In researching this column, I was struck to learn of Chisholm’s surprising relationship with fellow Democratic hopeful George Wallace — Alabama’s segregation-now-and-forever governor.

She emphatically denounced his racist views, though reportedly Chisholm rarely — if ever — mentioned Wallace’s name. Years later, she shared: “George Wallace for some strange unknown reason, he liked me. (He) came down to Florida and he went all over Florida, and he said to the people, ‘If you all can’t vote for me, don’t vote for those oval-headed lizards. Vote for Shirley Chisholm!’ ”
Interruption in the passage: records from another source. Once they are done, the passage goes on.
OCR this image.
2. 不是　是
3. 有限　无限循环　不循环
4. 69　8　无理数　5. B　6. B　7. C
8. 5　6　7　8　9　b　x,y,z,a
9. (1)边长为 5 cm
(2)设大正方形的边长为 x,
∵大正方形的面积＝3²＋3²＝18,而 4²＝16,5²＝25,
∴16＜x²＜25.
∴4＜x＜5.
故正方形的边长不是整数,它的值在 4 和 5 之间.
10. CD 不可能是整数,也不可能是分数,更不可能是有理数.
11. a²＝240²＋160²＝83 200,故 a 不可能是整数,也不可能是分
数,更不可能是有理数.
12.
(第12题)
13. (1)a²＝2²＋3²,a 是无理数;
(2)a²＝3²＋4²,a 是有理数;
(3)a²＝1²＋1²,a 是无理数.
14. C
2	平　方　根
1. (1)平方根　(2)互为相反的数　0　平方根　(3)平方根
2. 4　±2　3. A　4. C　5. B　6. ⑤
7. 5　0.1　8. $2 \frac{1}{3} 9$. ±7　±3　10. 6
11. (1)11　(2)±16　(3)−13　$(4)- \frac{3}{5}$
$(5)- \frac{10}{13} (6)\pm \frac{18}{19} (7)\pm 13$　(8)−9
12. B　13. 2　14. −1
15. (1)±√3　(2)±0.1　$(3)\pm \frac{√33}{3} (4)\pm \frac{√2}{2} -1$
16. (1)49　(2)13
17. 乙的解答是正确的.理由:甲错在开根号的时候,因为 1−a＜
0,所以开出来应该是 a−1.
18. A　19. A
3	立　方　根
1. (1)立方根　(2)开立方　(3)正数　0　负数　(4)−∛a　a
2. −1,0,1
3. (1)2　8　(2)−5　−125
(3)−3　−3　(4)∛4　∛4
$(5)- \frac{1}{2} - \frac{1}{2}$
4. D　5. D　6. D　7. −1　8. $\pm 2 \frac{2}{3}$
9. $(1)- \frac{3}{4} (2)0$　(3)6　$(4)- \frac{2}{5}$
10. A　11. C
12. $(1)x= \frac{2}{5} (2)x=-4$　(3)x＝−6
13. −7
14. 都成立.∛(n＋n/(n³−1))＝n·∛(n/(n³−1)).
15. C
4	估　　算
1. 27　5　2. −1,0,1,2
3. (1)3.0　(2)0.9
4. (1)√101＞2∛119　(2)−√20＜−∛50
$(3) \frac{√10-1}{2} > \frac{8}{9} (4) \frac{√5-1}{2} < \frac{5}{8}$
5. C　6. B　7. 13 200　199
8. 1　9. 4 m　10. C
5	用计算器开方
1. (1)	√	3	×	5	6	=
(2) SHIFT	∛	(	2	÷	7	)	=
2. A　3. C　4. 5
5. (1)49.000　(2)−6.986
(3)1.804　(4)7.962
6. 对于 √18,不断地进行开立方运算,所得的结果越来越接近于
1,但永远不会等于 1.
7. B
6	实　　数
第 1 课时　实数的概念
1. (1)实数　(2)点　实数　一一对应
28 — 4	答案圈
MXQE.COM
The endorsement “killed” her chances in the Florida primary, Chisholm added, “because voters “thought that I was in league with him to get votes.”

Wallace’s bid, as you likely know, ended that May when he was shot five times by a would-be assassin, leaving him a paraplegic. According to biographer Anastasia Curwood, a history professor and author of “Shirley Chisholm: Champion of Black Feminism Power Politics,” the congresswoman visited Wallace in the hospital, which also did not endear her to some supporters.

Chisholm ran for president hoping to galvanize a coalition and garner enough delegates to influence the party’s platform on rights for women and people of color. It didn’t quite happen. She finished the primaries in fourth (152 delegates), ahead of Sens. Hubert Humphrey of Minnesota and Ed Muskie of Maine. Sen. George McGovern of South Dakota entered the convention with such a commanding lead (1,729 delegates), he didn’t need to negotiate with anyone.

Of course, McGovern got body-slammed by Richard Nixon in the general election. And the rest …

America will elect a female president someday. When that day comes, she should save two seats at the inauguration for Chisholm and Chase.

Roy Johnson is a columnist for al.com.